I tried to explain that it wasn’t garbage–it was a sunflower!  It was a beautiful, thoughtful gift!

She threw it away.

I was crushed

II.

When I was eight, I desperately wanted a pet fish.  Around this time, it just so happened that my second grade teacher’s classroom goldfish had babies.  Mrs. Anderson told me that I could have one when they got bigger.

Determined to become a fish owner, I went home and did as much research as possible.  I inspected my dad’s old fish tanks that were in our pole barn (all broken) and scoped out the pet section of Wal-Mart for potential bowl accessories  (Castle?  I think, yes.)  My parents were hesitant, but I assured them that I would feed them every day and clean the tank once a week.  Grudgingly, they agreed.

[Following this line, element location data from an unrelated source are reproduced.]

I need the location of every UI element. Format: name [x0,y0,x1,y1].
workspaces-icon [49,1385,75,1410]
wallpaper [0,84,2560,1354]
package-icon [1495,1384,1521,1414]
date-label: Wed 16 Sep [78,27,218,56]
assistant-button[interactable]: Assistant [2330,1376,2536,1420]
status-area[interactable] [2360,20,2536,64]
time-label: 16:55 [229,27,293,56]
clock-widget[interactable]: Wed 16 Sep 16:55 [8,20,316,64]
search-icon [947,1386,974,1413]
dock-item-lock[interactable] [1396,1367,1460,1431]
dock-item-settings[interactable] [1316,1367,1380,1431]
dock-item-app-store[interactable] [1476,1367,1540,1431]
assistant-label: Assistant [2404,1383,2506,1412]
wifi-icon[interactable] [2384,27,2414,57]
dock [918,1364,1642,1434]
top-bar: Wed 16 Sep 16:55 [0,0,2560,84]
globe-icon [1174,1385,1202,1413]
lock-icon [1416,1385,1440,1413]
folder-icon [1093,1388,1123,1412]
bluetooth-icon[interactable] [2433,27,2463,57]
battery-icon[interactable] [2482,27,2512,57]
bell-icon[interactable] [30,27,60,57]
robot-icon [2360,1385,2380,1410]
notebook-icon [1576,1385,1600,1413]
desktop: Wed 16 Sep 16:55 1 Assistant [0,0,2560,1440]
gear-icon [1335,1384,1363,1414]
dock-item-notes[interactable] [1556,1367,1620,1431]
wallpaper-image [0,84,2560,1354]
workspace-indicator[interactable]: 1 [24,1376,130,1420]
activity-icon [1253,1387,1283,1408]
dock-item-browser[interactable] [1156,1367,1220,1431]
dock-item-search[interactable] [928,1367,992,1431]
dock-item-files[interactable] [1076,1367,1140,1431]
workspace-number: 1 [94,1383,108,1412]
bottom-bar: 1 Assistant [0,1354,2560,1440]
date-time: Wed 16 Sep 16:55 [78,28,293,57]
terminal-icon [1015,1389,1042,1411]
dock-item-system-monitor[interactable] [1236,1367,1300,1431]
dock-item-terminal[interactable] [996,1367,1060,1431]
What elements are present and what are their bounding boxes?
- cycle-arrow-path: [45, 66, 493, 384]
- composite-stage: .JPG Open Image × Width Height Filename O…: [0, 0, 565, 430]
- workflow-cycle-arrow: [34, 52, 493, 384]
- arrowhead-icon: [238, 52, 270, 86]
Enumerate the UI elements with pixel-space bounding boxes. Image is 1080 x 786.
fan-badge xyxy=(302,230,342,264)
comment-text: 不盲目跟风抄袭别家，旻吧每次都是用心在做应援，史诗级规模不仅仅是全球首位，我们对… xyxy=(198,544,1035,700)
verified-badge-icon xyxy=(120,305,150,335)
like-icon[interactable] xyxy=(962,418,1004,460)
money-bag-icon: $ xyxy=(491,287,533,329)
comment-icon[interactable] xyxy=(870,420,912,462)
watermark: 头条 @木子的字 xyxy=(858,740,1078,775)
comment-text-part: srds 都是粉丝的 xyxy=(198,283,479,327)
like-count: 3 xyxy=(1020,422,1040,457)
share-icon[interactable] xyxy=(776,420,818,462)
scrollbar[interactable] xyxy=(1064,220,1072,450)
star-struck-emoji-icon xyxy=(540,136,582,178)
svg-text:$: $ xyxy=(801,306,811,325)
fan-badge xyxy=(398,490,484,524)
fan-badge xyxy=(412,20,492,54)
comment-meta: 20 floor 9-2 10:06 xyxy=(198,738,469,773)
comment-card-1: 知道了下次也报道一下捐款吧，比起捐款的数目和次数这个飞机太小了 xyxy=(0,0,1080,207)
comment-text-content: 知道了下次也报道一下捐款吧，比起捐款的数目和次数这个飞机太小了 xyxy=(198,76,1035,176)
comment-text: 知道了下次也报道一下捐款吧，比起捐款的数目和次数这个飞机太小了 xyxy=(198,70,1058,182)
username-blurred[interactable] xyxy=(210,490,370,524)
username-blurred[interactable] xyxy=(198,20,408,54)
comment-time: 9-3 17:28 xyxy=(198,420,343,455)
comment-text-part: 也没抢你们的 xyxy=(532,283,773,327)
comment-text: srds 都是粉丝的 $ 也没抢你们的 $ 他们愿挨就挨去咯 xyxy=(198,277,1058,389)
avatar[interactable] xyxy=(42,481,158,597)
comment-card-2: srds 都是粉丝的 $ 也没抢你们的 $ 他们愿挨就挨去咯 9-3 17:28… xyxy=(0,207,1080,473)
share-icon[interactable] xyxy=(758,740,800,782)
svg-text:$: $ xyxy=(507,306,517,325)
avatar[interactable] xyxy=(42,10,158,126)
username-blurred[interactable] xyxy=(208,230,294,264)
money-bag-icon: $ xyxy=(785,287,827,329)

Every day, I pestered Mrs. Anderson about the fish.  She had placed the babies in a separate bowl.  I’d gaze at their tiny bodies swimming about and constantly asked: “Are they big enough?”  “Are they big enough?”  “When can I take mine home?”

One day, Mrs. Anderson combined the fish bowls.

The mom and dad ate the babies.

To this day, I have never owned a fish.

III.

In middle school, I had to take this class called F.A.C.S.–also known as Family and Consumer Science.  Each week, you’re given a partner and assigned to a station.  At these stations, you learn practical life skills like budgeting, marketing, child care, how to properly set a table, cooking, etc.

One week, I was about thirteen at the time, I was assigned the sewing section.  The task was to make a wall hanger with pockets using the sewing machine.  At the end, we attached a wooden rod and string to our creations so we could hang them up at home.

All week, I battled that machine.  It was a long, valiant struggle, but I made the best wall hanger I possibly could.  I even decorated it with permanent markers, spelling my name in colorful block text.  I knew that my project wasn’t anything amazing–nothing like the spectacular wall-hanger that I saw Lisa making the week before.  But I had worked hard, and I was proud of my accomplishment.

At the end of the week, I presented my wall-hanger to my teacher (also named Mrs. Anderson) for my grade.  She was a kind-hearted, soft-spoken woman and I expected a “well done” for my efforts.

That’s not what happened.

Mrs. Anderson looked down at my sewing project…

And she laughed.

I haven’t touched a sewing machine since.